An agent's reliability is decided between the steps.
03
What actually breaks
So why? The models themselves are strong. The problem sits in between, across the run of steps.
Containers restart and wipe the history. The state from step three is gone by step twelve. People call it state amnesia: the agent forgets what it was just doing. A hallucination from an early step is passed on unchecked and tips the result at the end.
Research by METR shows the limit from the other side: on tasks that take a person a few minutes, top models are near perfect. On tasks spanning several hours, the success rate drops steeply. The longer the path, the more it matters that the agent holds the thread.
04
Holding the thread
If reliability emerges between the steps, that's where the lever is: the agent needs the right state across every step.
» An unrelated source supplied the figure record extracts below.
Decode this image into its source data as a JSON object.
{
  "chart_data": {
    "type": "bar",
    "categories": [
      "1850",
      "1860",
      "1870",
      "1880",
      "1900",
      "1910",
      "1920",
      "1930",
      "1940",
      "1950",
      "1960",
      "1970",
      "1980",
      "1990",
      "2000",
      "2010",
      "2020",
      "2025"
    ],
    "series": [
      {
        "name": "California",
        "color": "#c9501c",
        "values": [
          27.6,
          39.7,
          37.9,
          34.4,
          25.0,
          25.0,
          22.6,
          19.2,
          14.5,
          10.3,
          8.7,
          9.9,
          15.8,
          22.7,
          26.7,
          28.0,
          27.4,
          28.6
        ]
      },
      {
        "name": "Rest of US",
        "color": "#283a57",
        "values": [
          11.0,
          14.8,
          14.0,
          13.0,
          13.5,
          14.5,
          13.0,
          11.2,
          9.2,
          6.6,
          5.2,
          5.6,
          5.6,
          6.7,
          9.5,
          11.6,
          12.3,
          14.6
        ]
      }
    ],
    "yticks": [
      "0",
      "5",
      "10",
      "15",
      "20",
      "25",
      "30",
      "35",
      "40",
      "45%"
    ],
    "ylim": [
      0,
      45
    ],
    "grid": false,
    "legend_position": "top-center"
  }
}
What matters has to persist, and each step needs exactly the right thing in front of it.
This is where our work at Thinkery comes in. We're convinced an agent's reliability isn't born in the model but in the layer between the steps, the place where the thread is kept across the whole run.
An agent is only as good as what it still remembers between two steps.
05
Where this leads
Acting AI is here to stay. The question is whether we can trust it with workflows that last longer than a few minutes. That's decided by the reliability between the steps.
The sturdier that foundation, the more real work a person can truly hand off, without re-checking every step at the end. That's when an impressive demo becomes a tool you rely on.
Trust in acting AI grows with reliability across many steps.